Ruby, Jeff’s granddaughter, was dealing with non-stop headaches. A CT scan revealed a tumor about the size of a lime in the back of her head. She went to St. Louis Children’s hospital to have it removed.
“It was basically just pushing all her brain matter over into the side,” said Justin Rogers, Jeff’s son and Ruby’s father. “That’s why we weren’t able to fully discover the intent of the other three tumors that remain today.”
She has a cancer so rare that it is not even classified in the World Health Organization’s database. But with routine trips to St. Jude and daily doses of medication to keep the cancer from growing, her fight is going well.
“She just turned four this last week and her birthday theme was a unicorn,” Justin said. “I think that’s pretty fitting considering she is a unicorn.”

Ruby is not alone in the fight when she’s got “Ruby’s Fight Club”. Glendale wears warm up shirts with “Ruby’s Flight Club” plastered across the back.
The Falcons also dedicated a game to her this season.
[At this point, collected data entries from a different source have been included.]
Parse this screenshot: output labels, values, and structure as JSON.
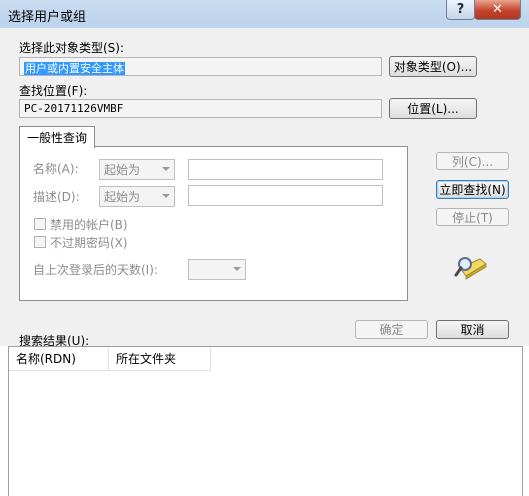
{
  "window": {
    "title": "选择用户或组",
    "help_glyph": "?",
    "close_glyph": "✕"
  },
  "object_type": {
    "label": "选择此对象类型(S):",
    "value": "用户或内置安全主体",
    "button": "对象类型(O)..."
  },
  "location": {
    "label": "查找位置(F):",
    "value": "PC-20171126VMBF",
    "button": "位置(L)..."
  },
  "tab": {
    "label": "一般性查询"
  },
  "query": {
    "name_label": "名称(A):",
    "name_combo": "起始为",
    "desc_label": "描述(D):",
    "desc_combo": "起始为",
    "disabled_accounts": "禁用的帐户(B)",
    "nonexpiring_password": "不过期密码(X)",
    "days_label": "自上次登录后的天数(I):",
    "days_value": ""
  },
  "side_buttons": {
    "columns": "列(C)...",
    "find_now": "立即查找(N)",
    "stop": "停止(T)"
  },
  "footer": {
    "ok": "确定",
    "cancel": "取消"
  },
  "results": {
    "label": "搜索结果(U):",
    "columns": [
      "名称(RDN)",
      "所在文件夹"
    ]
  },
  "icons": {
    "help": "help-icon",
    "close": "close-icon",
    "search": "magnifier-search-icon"
  }
}
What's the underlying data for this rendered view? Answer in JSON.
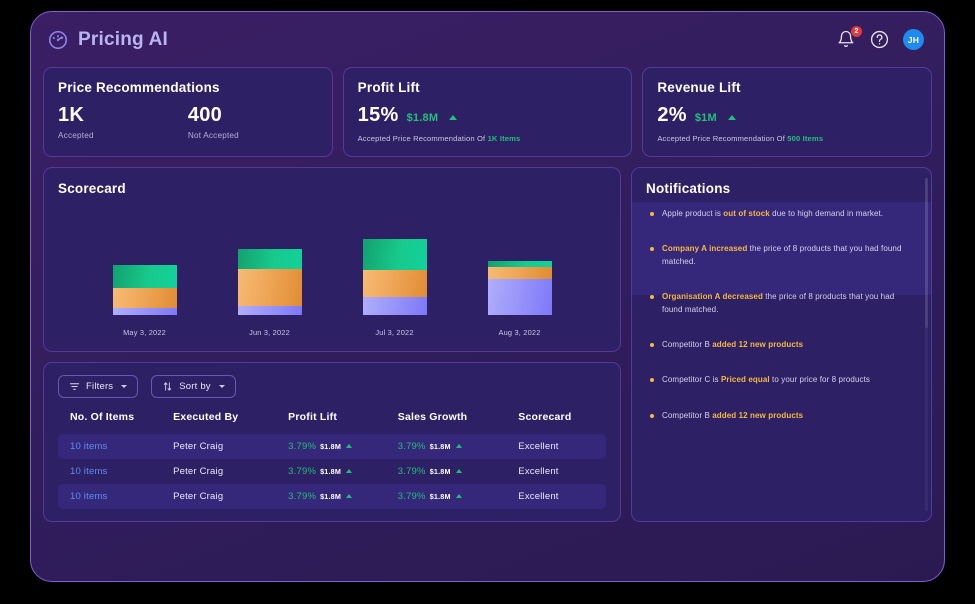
{
  "header": {
    "brand": "Pricing AI",
    "logo_icon": "gauge-icon",
    "notification_icon": "bell-icon",
    "notification_count": "2",
    "help_icon": "help-circle-icon",
    "avatar_initials": "JH"
  },
  "kpis": [
    {
      "title": "Price Recommendations",
      "left_value": "1K",
      "left_label": "Accepted",
      "right_value": "400",
      "right_label": "Not Accepted"
    },
    {
      "title": "Profit Lift",
      "value": "15%",
      "money": "$1.8M",
      "trend_icon": "trend-up-icon",
      "footer_prefix": "Accepted Price Recommendation Of ",
      "footer_highlight": "1K Items"
    },
    {
      "title": "Revenue Lift",
      "value": "2%",
      "money": "$1M",
      "trend_icon": "trend-up-icon",
      "footer_prefix": "Accepted Price Recommendation Of ",
      "footer_highlight": "500 Items"
    }
  ],
  "scorecard": {
    "title": "Scorecard"
  },
  "chart_data": {
    "type": "bar",
    "title": "Scorecard",
    "stacked": true,
    "categories": [
      "May 3, 2022",
      "Jun 3, 2022",
      "Jul 3, 2022",
      "Aug 3, 2022"
    ],
    "series": [
      {
        "name": "purple",
        "color": "#9a96fa",
        "values": [
          6,
          8,
          16,
          32
        ]
      },
      {
        "name": "orange",
        "color": "#f0a95b",
        "values": [
          18,
          33,
          24,
          10
        ]
      },
      {
        "name": "green",
        "color": "#18c98c",
        "values": [
          20,
          17,
          27,
          6
        ]
      }
    ],
    "totals": [
      44,
      58,
      67,
      48
    ],
    "ylim": [
      0,
      75
    ],
    "grid": false,
    "legend": "none",
    "xlabel": "",
    "ylabel": ""
  },
  "table": {
    "filters_label": "Filters",
    "filters_icon": "filter-icon",
    "sort_label": "Sort by",
    "sort_icon": "sort-icon",
    "chevron_icon": "chevron-down-icon",
    "columns": [
      "No. Of Items",
      "Executed By",
      "Profit Lift",
      "Sales Growth",
      "Scorecard"
    ],
    "rows": [
      {
        "items": "10 items",
        "executed_by": "Peter Craig",
        "profit_pct": "3.79%",
        "profit_amt": "$1.8M",
        "sales_pct": "3.79%",
        "sales_amt": "$1.8M",
        "scorecard": "Excellent"
      },
      {
        "items": "10 items",
        "executed_by": "Peter Craig",
        "profit_pct": "3.79%",
        "profit_amt": "$1.8M",
        "sales_pct": "3.79%",
        "sales_amt": "$1.8M",
        "scorecard": "Excellent"
      },
      {
        "items": "10 items",
        "executed_by": "Peter Craig",
        "profit_pct": "3.79%",
        "profit_amt": "$1.8M",
        "sales_pct": "3.79%",
        "sales_amt": "$1.8M",
        "scorecard": "Excellent"
      }
    ]
  },
  "notifications": {
    "title": "Notifications",
    "items": [
      {
        "pre": "Apple product is ",
        "hl": "out of stock",
        "post": " due to high demand in market."
      },
      {
        "pre": "",
        "hl": "Company A increased",
        "post": " the price of 8 products that you had found matched."
      },
      {
        "pre": "",
        "hl": "Organisation A decreased",
        "post": " the price of 8 products that you had found matched."
      },
      {
        "pre": "Competitor B ",
        "hl": "added 12 new products",
        "post": ""
      },
      {
        "pre": "Competitor C is ",
        "hl": "Priced equal",
        "post": " to your price for 8 products"
      },
      {
        "pre": "Competitor B ",
        "hl": "added 12 new products",
        "post": ""
      }
    ]
  },
  "colors": {
    "accent_green": "#22c07a",
    "accent_yellow": "#f5b942",
    "accent_blue": "#5d8ef0",
    "badge_red": "#e0393e",
    "avatar_blue": "#1f8af0",
    "card_bg": "#2e2064",
    "card_border": "#54399b"
  }
}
She put her trust in senior goalkeeper Jase Jaeger when it was time to be recognized pre-game.
“Her little doll, Cora, [has] been everywhere with us,” Justin said. “Whenever she was walking out, he was trying to hold her hand. She just said, ‘Here, you can have Cora’. So that is a pretty big moment that she actually let someone hold her prized possession.”

It’s a team effort day in and day out for Ruby’s Fight Club.
“Yesterday when I shared with them that, you know, she had her MRI and she was stable, they all started clapping,” Jeff said.
Glendale comes out and battles for 80 minutes every match knowing that she battles daily. The wins at the end of each battle means nothing if you don’t have the people you care about most to share them with.
“I’m glad what we’ve accomplished at Glendale,” Jeff said. “But when I’m done here, the wins and losses and championships and all those things that for me, it’s the relationships that I have. The community of love that we’ve been able to build is more important. That’s what I want to be known for.”